Seasons
- ← 19201922 →

= 1921 New Zealand rugby league season =

The 1921 New Zealand rugby league season was the 14th season of rugby league that had been played in New Zealand.

==International competitions==

New Zealand toured Australia, losing to New South Wales 56–9. They then defeated Queensland 25–12 before losing the second and third matches 21–16 and 8–3 respectively. The final three matches of the tour saw a loss to Toowoomba and wins over Wide Bay and Newcastle. New Zealand were coached by Jim Rukutai, captained by Henry Tancred and included Clarrie Polson.

New Zealand also provided one player to the Australasian tour of Great Britain; Bert Laing.
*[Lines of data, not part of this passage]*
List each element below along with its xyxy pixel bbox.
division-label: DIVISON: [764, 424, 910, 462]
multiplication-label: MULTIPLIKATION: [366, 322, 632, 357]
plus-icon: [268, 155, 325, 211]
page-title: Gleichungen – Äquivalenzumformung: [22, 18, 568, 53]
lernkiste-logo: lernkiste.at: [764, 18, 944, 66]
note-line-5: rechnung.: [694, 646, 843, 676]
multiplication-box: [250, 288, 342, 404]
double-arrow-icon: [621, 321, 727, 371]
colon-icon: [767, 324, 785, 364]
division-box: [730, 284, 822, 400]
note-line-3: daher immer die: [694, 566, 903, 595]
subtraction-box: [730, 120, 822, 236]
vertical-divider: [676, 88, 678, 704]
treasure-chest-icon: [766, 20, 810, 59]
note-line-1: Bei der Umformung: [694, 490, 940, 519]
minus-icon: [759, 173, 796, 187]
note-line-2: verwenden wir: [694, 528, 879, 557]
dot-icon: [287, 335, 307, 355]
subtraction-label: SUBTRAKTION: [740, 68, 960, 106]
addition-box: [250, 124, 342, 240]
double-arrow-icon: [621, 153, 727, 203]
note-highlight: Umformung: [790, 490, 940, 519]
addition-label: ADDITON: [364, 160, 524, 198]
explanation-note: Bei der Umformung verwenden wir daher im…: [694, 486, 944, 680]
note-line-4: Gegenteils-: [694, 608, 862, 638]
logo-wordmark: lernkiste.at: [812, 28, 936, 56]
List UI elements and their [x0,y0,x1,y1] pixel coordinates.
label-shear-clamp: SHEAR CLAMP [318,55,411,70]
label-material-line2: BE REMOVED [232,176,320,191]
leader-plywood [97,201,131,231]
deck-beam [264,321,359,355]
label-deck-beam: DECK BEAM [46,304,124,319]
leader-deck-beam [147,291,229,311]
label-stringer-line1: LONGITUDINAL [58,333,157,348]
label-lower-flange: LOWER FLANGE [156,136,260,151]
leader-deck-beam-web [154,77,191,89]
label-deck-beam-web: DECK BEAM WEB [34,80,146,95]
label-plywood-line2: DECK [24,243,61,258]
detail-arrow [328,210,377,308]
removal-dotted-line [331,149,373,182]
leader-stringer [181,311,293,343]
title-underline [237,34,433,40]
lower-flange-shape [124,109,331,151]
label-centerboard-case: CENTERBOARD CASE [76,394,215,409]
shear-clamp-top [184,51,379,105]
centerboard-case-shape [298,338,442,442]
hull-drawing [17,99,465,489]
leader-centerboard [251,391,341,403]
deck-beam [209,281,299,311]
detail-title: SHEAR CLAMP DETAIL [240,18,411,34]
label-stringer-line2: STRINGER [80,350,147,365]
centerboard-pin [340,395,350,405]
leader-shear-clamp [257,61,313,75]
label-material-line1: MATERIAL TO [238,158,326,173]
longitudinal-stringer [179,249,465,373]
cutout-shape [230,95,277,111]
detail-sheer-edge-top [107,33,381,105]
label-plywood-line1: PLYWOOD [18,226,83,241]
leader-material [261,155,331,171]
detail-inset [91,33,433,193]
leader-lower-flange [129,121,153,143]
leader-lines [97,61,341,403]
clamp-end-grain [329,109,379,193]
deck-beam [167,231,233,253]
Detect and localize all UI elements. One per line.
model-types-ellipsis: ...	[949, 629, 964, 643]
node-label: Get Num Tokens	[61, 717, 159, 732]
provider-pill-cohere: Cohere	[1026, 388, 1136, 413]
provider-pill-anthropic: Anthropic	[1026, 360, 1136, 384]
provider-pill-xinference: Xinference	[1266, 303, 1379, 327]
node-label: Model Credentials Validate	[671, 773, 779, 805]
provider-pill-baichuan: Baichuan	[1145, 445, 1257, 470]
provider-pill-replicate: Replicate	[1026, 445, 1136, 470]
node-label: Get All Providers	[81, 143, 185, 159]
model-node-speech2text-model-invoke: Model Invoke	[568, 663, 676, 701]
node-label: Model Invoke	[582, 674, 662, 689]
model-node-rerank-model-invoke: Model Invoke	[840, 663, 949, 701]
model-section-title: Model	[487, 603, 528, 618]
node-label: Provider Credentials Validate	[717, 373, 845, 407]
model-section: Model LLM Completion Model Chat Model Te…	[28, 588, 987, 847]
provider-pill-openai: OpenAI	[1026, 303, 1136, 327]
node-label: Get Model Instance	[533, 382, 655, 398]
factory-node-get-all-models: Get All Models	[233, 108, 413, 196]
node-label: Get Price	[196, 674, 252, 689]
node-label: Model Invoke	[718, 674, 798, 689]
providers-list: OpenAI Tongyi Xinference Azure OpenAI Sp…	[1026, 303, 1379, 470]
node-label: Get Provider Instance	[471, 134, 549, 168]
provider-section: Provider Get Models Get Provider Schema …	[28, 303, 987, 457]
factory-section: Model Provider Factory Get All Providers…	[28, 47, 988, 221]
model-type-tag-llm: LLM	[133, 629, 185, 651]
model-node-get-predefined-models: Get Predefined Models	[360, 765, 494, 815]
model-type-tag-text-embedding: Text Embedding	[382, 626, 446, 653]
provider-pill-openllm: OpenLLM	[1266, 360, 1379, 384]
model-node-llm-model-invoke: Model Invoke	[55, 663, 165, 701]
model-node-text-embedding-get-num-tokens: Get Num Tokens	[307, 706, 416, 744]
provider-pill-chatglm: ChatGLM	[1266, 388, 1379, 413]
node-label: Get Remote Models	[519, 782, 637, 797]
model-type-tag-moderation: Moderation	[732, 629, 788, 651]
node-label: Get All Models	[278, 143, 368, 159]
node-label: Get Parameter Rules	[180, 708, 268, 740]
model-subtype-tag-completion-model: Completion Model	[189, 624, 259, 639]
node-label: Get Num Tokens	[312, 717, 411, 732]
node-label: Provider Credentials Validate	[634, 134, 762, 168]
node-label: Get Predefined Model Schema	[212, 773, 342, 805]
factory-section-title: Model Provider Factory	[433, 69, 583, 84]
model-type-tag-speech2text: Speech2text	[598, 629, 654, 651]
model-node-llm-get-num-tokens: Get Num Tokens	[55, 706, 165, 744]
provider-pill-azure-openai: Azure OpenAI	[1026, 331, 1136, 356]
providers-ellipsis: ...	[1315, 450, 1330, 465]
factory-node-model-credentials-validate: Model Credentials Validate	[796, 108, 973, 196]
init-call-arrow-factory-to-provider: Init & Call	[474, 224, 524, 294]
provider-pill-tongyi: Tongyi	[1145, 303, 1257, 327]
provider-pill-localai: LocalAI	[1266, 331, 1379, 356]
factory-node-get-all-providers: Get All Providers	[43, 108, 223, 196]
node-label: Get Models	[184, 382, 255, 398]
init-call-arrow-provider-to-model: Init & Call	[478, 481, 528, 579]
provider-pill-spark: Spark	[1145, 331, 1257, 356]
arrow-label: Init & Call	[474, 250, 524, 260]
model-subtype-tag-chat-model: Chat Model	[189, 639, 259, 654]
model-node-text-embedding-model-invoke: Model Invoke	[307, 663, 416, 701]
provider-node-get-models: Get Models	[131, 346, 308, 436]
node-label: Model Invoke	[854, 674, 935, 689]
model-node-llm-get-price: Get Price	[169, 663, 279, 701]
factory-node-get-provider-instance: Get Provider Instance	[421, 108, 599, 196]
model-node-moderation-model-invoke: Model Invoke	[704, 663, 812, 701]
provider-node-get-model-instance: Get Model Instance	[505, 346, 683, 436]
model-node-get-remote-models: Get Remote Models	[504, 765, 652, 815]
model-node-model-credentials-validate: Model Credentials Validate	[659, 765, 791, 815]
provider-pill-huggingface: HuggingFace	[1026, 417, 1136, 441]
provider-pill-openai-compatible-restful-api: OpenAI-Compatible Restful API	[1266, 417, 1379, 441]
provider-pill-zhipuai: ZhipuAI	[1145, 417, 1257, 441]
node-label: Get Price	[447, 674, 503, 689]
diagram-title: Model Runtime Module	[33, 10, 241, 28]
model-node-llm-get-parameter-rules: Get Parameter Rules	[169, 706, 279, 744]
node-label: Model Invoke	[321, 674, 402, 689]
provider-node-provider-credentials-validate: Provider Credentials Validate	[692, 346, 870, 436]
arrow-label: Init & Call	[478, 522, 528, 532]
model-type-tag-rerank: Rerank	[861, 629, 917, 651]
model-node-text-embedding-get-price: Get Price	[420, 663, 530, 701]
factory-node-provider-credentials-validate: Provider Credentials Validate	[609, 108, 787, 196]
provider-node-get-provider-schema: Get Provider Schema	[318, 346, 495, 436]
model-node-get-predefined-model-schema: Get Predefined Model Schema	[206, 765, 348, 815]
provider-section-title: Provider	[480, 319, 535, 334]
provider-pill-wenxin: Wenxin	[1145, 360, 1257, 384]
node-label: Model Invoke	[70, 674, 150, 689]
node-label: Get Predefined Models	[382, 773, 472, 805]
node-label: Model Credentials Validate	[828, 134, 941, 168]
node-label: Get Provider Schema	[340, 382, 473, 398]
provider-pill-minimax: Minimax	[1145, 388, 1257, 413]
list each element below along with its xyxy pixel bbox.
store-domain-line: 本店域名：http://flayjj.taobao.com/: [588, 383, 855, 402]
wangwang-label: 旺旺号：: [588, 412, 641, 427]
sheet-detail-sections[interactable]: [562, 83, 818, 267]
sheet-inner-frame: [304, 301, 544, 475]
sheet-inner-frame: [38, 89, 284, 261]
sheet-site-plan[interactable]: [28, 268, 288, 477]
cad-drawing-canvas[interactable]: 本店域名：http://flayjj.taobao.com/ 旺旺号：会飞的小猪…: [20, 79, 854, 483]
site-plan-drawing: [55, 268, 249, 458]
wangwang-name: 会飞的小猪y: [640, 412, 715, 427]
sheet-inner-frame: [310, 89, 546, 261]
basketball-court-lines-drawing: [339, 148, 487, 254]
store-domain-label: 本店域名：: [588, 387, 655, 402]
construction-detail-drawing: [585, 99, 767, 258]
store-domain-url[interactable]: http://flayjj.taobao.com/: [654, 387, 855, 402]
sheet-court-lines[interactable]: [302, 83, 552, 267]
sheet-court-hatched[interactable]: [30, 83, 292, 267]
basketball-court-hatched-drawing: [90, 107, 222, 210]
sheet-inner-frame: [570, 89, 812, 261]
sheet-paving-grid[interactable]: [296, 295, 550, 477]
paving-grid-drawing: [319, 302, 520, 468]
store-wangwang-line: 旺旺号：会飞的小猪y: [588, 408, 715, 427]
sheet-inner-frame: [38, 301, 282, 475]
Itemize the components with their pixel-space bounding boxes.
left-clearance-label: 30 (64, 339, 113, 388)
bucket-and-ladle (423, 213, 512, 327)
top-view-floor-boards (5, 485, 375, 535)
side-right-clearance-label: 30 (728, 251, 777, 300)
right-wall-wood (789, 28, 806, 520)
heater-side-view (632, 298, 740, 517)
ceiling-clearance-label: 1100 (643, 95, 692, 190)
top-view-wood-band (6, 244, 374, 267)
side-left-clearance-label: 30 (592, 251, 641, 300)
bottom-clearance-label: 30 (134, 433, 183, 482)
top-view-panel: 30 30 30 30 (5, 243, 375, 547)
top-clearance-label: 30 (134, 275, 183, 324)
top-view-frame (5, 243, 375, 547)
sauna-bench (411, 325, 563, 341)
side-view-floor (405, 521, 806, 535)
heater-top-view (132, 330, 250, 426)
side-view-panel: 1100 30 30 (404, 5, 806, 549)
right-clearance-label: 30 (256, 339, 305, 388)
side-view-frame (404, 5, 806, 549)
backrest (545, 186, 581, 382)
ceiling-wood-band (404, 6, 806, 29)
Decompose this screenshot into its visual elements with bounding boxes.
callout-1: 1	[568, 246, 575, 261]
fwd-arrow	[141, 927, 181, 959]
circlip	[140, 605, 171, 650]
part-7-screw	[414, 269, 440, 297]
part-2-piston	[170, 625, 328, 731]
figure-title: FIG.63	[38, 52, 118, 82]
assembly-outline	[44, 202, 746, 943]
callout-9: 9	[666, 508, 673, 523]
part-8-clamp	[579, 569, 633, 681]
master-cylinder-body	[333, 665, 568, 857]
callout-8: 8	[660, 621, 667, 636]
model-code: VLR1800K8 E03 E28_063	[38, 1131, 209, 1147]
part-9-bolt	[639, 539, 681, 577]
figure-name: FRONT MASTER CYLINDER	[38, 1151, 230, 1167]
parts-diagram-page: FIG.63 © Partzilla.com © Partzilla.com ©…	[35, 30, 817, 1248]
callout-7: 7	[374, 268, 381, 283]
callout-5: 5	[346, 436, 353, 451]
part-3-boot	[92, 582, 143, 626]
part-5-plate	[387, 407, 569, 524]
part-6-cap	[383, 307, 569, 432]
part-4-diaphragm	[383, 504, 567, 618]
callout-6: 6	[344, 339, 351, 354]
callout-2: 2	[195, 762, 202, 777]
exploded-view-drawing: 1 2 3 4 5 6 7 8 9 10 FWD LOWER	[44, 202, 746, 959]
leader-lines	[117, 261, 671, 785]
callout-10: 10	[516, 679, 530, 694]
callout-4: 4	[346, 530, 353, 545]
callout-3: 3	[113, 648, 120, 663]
On their way to Great Britain and France the Australasian Kangaroos played an exhibition match at the Basin Reserve in Wellington.

==National competitions==

===Northern Union Cup===
Auckland again held the Northern Union Cup at the end of the season.

===Inter-district competition===
Auckland toured the country, defeating Wellington 23–21, the West Coast 47–7 and Canterbury 39–14. Auckland included; Bill Stormont, Bill Davidson, captain Maurice Wetherill, Tim Peckham and Alf Townsend.

A second Auckland side, including Bert Avery, defeated King Country 58–25 in Auckland while a third Auckland side lost 15–18 to the Hawke's Bay.

==Club competitions==

===Auckland===

City won the Auckland Rugby League's Monteith Shield and the Roope Rooster.

Carlaw Park was officially opened on 25 June. The City Rovers defeated Maritime 10–8 in front of 7,000 fans on opening day.

Ponsonby United successfully defended the Thacker Shield, defeating Petone from Wellington 21–13. They then accepted a challenge from Auckland City club, and lost the trophy to City. Sydenham had also challenged for the trophy but had been told that there was no suitable date. The Canterbury Rugby League, and their President Henry Thacker, challenged this decision and the New Zealand Rugby League stepped in, returning the trophy to Canterbury. The rules were subsequently amended to make the shield only contestable between South Island clubs.

City included Bill Davidson, Maurice Wetherill, Bert Laing, George Paki, Tim Peckham and Alf Townsend. Maritime included Ivan Littlewood, Eric Grey and Stan Webb.

===Wellington===
Hutt won the Wellington Rugby League's Appleton Shield.

===Canterbury===
Federal won the Canterbury Rugby League's McKeon Cup.

===Other competitions===
The South Auckland Rugby League was constituted on 28 April 1921.